Ivan Fecan /ˈfɛtsæn/ is a Canadian media executive producer and philanthropist. Fecan was the president and chief executive officer of Baton Broadcasting and its successor CTVglobemedia from 1996 to 2011, and chief executive officer of the CTV Television Network from late 1998 to 2011.

==Early life and education==
Fecan was born in Toronto, Ontario in 1954. He attended York University, receiving a BA in Fine Arts.

==Career==
In 1984, at the age of 31, Fecan was offered a job with NBC. He served as their vice-president of creative development for two years, before returning to Canada to become director of television programming for CBC Television in 1987. Some of the shows that Fecan ushered in during his tenure at CBC include Degrassi High, Road to Avonlea, The Kids in the Hall, Royal Canadian Air Farce and This Hour Has 22 Minutes.

Fecan left CBC and joined Baton Broadcasting in January 1994 as senior group vice-president, and became executive vice-president and chief operating officer in January 1995. Fecan became president and chief executive officer of Baton in 1996. Fecan built Baton into a cross-Canada broadcasting powerhouse by purchasing or launching CTV affiliates in nearly every major market in the country (thus enabling itself to be renamed CTV Inc.) The new CTV organization in 1999 purchased Netstar Communications, owners of TSN. This made CTV an important player in Canada's cable television industry.

In 2000, CTV was purchased by Bell Canada Enterprises, which promptly merged CTV with The Globe and Mail to form Bell Globemedia, later renamed CTVglobemedia, of which Fecan became president and chief executive officer. Although Bell Canada Enterprises sold its controlling interest in the company in 2006, it then bought out the company's broadcasting assets entirely in 2011, at which point Fecan exited. He is now an investor and executive chair of Thunderbird Films. He is also the producer and executive producer of the hit Canadian sitcom Kim's Convenience. On September 5, 2017, Fecan was appointed Interim chief executive officer of Thunderbird, in addition to his other roles there.

Fecan sits on charitable boards at the Art Gallery of Ontario, Toronto General and Western Hospital Foundation, Maple Leaf Sports and Entertainment and the Royal Conservatory of Music Advisory Council.

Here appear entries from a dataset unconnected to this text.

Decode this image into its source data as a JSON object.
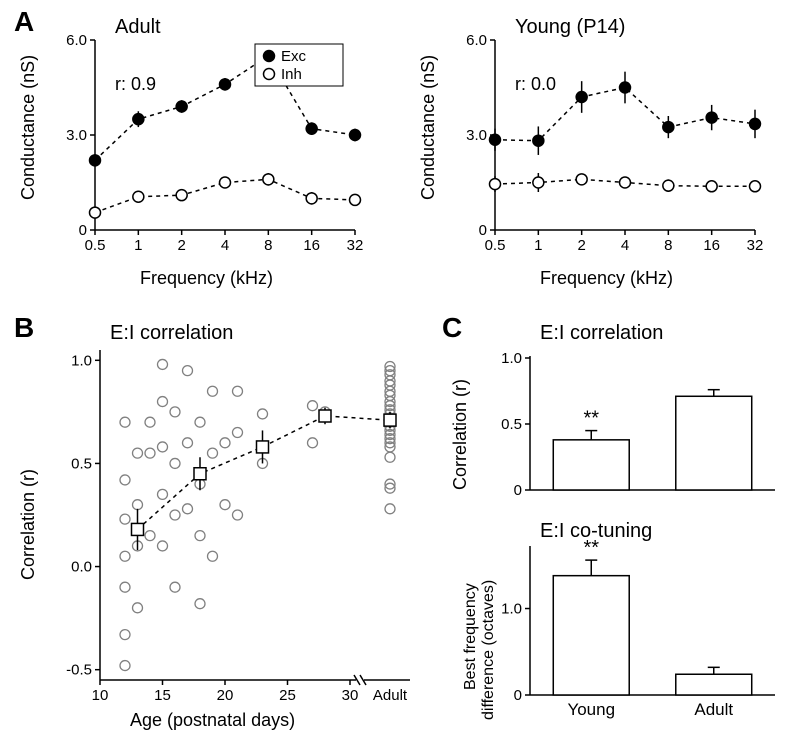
{
  "panelA": {
    "label": "A",
    "left": {
      "title": "Adult",
      "annotation": "r: 0.9",
      "xlabel": "Frequency (kHz)",
      "ylabel": "Conductance (nS)",
      "xticks": [
        0.5,
        1,
        2,
        4,
        8,
        16,
        32
      ],
      "yticks": [
        0,
        3.0,
        6.0
      ],
      "ylim": [
        0,
        6.0
      ],
      "series": {
        "exc": {
          "label": "Exc",
          "marker": "filled-circle",
          "color": "#000000",
          "y": [
            2.2,
            3.5,
            3.9,
            4.6,
            5.5,
            3.2,
            3.0
          ],
          "err": [
            0.2,
            0.25,
            0.2,
            0.2,
            0.25,
            0.2,
            0.2
          ]
        },
        "inh": {
          "label": "Inh",
          "marker": "open-circle",
          "color": "#000000",
          "y": [
            0.55,
            1.05,
            1.1,
            1.5,
            1.6,
            1.0,
            0.95
          ],
          "err": [
            0.1,
            0.15,
            0.12,
            0.15,
            0.2,
            0.2,
            0.15
          ]
        }
      },
      "legend": {
        "items": [
          "Exc",
          "Inh"
        ]
      }
    },
    "right": {
      "title": "Young (P14)",
      "annotation": "r: 0.0",
      "xlabel": "Frequency (kHz)",
      "ylabel": "Conductance (nS)",
      "xticks": [
        0.5,
        1,
        2,
        4,
        8,
        16,
        32
      ],
      "yticks": [
        0,
        3.0,
        6.0
      ],
      "ylim": [
        0,
        6.0
      ],
      "series": {
        "exc": {
          "marker": "filled-circle",
          "color": "#000000",
          "y": [
            2.85,
            2.82,
            4.2,
            4.5,
            3.25,
            3.55,
            3.35
          ],
          "err": [
            0.35,
            0.45,
            0.5,
            0.5,
            0.35,
            0.4,
            0.45
          ]
        },
        "inh": {
          "marker": "open-circle",
          "color": "#000000",
          "y": [
            1.45,
            1.5,
            1.6,
            1.5,
            1.4,
            1.38,
            1.38
          ],
          "err": [
            0.25,
            0.3,
            0.15,
            0.1,
            0.2,
            0.15,
            0.1
          ]
        }
      }
    }
  },
  "panelB": {
    "label": "B",
    "title": "E:I correlation",
    "xlabel": "Age (postnatal days)",
    "ylabel": "Correlation (r)",
    "xticks_days": [
      10,
      15,
      20,
      25,
      30
    ],
    "xtick_extra": "Adult",
    "yticks": [
      -0.5,
      0.0,
      0.5,
      1.0
    ],
    "ylim": [
      -0.55,
      1.05
    ],
    "summary": {
      "marker": "open-square",
      "color": "#000000",
      "x": [
        13,
        18,
        23,
        28,
        35
      ],
      "y": [
        0.18,
        0.45,
        0.58,
        0.73,
        0.71
      ],
      "err": [
        0.1,
        0.08,
        0.08,
        0.04,
        0.04
      ]
    },
    "scatter": {
      "marker": "open-circle",
      "color": "#808080",
      "points": [
        [
          12,
          0.7
        ],
        [
          12,
          0.42
        ],
        [
          12,
          0.23
        ],
        [
          12,
          0.05
        ],
        [
          12,
          -0.1
        ],
        [
          12,
          -0.33
        ],
        [
          12,
          -0.48
        ],
        [
          13,
          0.55
        ],
        [
          13,
          0.3
        ],
        [
          13,
          0.1
        ],
        [
          13,
          -0.2
        ],
        [
          13,
          0.18
        ],
        [
          14,
          0.15
        ],
        [
          14,
          0.55
        ],
        [
          14,
          0.7
        ],
        [
          15,
          0.98
        ],
        [
          15,
          0.8
        ],
        [
          15,
          0.58
        ],
        [
          15,
          0.35
        ],
        [
          15,
          0.1
        ],
        [
          16,
          0.75
        ],
        [
          16,
          0.5
        ],
        [
          16,
          0.25
        ],
        [
          16,
          -0.1
        ],
        [
          17,
          0.95
        ],
        [
          17,
          0.6
        ],
        [
          17,
          0.28
        ],
        [
          18,
          0.7
        ],
        [
          18,
          0.4
        ],
        [
          18,
          0.15
        ],
        [
          18,
          -0.18
        ],
        [
          19,
          0.85
        ],
        [
          19,
          0.55
        ],
        [
          19,
          0.05
        ],
        [
          20,
          0.6
        ],
        [
          20,
          0.3
        ],
        [
          21,
          0.85
        ],
        [
          21,
          0.65
        ],
        [
          21,
          0.25
        ],
        [
          23,
          0.74
        ],
        [
          23,
          0.5
        ],
        [
          27,
          0.78
        ],
        [
          27,
          0.6
        ],
        [
          28,
          0.75
        ],
        [
          35,
          0.97
        ],
        [
          35,
          0.95
        ],
        [
          35,
          0.93
        ],
        [
          35,
          0.9
        ],
        [
          35,
          0.88
        ],
        [
          35,
          0.85
        ],
        [
          35,
          0.83
        ],
        [
          35,
          0.8
        ],
        [
          35,
          0.78
        ],
        [
          35,
          0.76
        ],
        [
          35,
          0.74
        ],
        [
          35,
          0.72
        ],
        [
          35,
          0.7
        ],
        [
          35,
          0.68
        ],
        [
          35,
          0.66
        ],
        [
          35,
          0.64
        ],
        [
          35,
          0.62
        ],
        [
          35,
          0.6
        ],
        [
          35,
          0.58
        ],
        [
          35,
          0.53
        ],
        [
          35,
          0.4
        ],
        [
          35,
          0.38
        ],
        [
          35,
          0.28
        ]
      ]
    }
  },
  "panelC": {
    "label": "C",
    "top": {
      "title": "E:I correlation",
      "ylabel": "Correlation (r)",
      "categories": [
        "Young",
        "Adult"
      ],
      "values": [
        0.38,
        0.71
      ],
      "err": [
        0.07,
        0.05
      ],
      "yticks": [
        0,
        0.5,
        1.0
      ],
      "ylim": [
        0,
        1.0
      ],
      "sig": "**",
      "sig_on": 0,
      "bar_color": "#ffffff",
      "border_color": "#000000"
    },
    "bottom": {
      "title": "E:I co-tuning",
      "ylabel_line1": "Best frequency",
      "ylabel_line2": "difference (octaves)",
      "categories": [
        "Young",
        "Adult"
      ],
      "values": [
        1.38,
        0.24
      ],
      "err": [
        0.18,
        0.08
      ],
      "yticks": [
        0,
        1.0
      ],
      "ylim": [
        0,
        1.7
      ],
      "sig": "**",
      "sig_on": 0,
      "bar_color": "#ffffff",
      "border_color": "#000000"
    }
  },
  "style": {
    "background": "#ffffff",
    "axis_color": "#000000",
    "line_dash": "4,4",
    "line_width": 1.5,
    "marker_radius": 5.5,
    "scatter_radius": 5,
    "bar_border_width": 1.5,
    "font_family": "Arial",
    "panel_label_fontsize": 28,
    "title_fontsize": 20,
    "axis_label_fontsize": 18,
    "tick_fontsize": 15
  }
}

With his wife Sandra Faire, he has made major philanthropic gifts to the Art Gallery of Ontario, Four Seasons Centre, National Ballet of Canada, Canada's National Ballet School, Soulpepper Theatre Company, UHN- Toronto General Hospital, and York University. Faire died on February 27, 2019, at her home in Toronto. Fecan has remarried to Jae Kim.

==Achievements==
Fecan is the recipient of the American Marketing Association Hall of Legends. Fecan was named person of the year by entertainment industry magazine Playback in 2006, person of the decade in 2011, and inducted into the Playback Hall of Fame in May 2016.